Geneva: World Health Organisation (WHO) Chief Scientist Soumya Swaminathan on Friday said that the Delta variant is "well on its way" to becoming the dominant variant globally because of its significantly increased transmissibility.
Speaking at the media briefing on COVID-19, Swaminathan said "We need more data, again from well designed studies on the efficacy of the different vaccines that are in use in different countries against the different variants. So what this means is that there has to be in place, a study that uses a good design." WHO Chief Scientist also expressed disappointment at the failure of German company CureVac's vaccine candidate in a trial to meet the WHO's efficacy standard, particularly as highly transmissible variants boost the need for new, effective shots.
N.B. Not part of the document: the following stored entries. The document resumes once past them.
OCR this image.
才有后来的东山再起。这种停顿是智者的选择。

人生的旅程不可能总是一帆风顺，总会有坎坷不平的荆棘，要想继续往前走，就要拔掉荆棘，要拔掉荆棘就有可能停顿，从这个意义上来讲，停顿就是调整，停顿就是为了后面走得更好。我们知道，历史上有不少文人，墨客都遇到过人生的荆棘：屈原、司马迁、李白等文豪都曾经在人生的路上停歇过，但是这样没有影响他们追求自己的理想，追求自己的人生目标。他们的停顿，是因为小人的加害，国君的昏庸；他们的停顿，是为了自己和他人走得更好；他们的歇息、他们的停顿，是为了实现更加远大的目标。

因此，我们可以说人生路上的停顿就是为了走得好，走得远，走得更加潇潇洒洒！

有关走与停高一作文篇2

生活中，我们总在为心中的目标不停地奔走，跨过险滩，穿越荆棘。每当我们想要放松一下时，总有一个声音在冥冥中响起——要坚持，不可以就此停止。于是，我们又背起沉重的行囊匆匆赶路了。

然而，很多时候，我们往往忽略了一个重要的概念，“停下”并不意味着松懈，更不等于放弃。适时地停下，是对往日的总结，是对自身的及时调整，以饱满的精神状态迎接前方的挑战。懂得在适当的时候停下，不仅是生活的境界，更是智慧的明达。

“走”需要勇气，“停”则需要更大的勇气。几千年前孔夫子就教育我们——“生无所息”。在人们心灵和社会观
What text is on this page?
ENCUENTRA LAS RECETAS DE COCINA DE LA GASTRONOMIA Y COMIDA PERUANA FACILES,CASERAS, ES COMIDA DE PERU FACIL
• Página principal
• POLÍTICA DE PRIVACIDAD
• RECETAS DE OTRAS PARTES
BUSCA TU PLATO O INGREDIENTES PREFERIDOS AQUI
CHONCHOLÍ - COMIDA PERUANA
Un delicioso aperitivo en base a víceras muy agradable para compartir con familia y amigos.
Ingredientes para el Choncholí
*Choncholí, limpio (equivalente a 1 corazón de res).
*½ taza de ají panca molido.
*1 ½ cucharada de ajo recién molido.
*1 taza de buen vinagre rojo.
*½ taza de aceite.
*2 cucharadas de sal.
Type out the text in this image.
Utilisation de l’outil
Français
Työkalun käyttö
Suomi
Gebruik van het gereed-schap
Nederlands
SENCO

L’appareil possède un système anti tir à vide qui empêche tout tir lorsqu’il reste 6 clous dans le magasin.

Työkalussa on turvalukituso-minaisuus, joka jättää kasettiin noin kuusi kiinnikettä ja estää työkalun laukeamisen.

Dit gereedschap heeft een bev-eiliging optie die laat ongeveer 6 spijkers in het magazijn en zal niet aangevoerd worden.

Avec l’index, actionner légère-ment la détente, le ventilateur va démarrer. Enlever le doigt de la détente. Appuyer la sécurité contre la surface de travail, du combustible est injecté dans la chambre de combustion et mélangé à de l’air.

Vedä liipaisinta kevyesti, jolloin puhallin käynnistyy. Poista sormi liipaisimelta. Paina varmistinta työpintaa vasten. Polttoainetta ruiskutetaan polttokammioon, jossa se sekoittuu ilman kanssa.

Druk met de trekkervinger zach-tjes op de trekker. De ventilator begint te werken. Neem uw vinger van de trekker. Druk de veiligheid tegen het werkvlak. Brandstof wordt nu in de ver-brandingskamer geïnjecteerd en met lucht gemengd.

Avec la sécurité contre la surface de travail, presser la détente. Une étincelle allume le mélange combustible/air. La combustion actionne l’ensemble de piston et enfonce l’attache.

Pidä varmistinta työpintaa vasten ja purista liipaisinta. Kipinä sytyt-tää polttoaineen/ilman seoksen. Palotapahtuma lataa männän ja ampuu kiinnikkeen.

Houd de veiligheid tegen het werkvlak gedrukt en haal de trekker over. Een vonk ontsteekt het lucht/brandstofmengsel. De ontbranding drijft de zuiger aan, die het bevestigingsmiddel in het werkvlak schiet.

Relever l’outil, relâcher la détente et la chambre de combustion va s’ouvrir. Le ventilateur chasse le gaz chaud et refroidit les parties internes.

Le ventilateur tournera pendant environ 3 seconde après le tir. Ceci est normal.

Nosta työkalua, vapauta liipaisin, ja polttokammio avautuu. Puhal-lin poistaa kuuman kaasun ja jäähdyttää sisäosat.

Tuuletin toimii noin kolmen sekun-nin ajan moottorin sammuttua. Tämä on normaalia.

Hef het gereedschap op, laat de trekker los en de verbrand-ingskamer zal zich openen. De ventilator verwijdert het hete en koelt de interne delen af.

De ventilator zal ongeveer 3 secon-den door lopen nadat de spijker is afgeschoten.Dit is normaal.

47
"It was disappointing to see the results from CureVac, that came with an efficacy of less than 50 per cent, which is the benchmark that we had set, as you mentioned, WHO had developed through the R&D blueprint to prevent epidemics the very early on the target product profiles for an effective and safe vaccine, setting the minimum efficacy of 50 per cent with the lower bound of the confidence interval not going below 30 per cent," she said.
"So, I think, each of these trials is a lesson for us also to learn more about the science and there's so much more that we are learning about this virus," WHO Chief Scientist added.
Earlier, The World Health Organisation (WHO) termed the Delta variant as a 'variant of concern' (VOC) and said it is more powerful than the Alpha variant that has lineage B.1.1.7. However, In India, the Delta variant has further mutated to form the 'Delta plus' or 'AY.1' variant.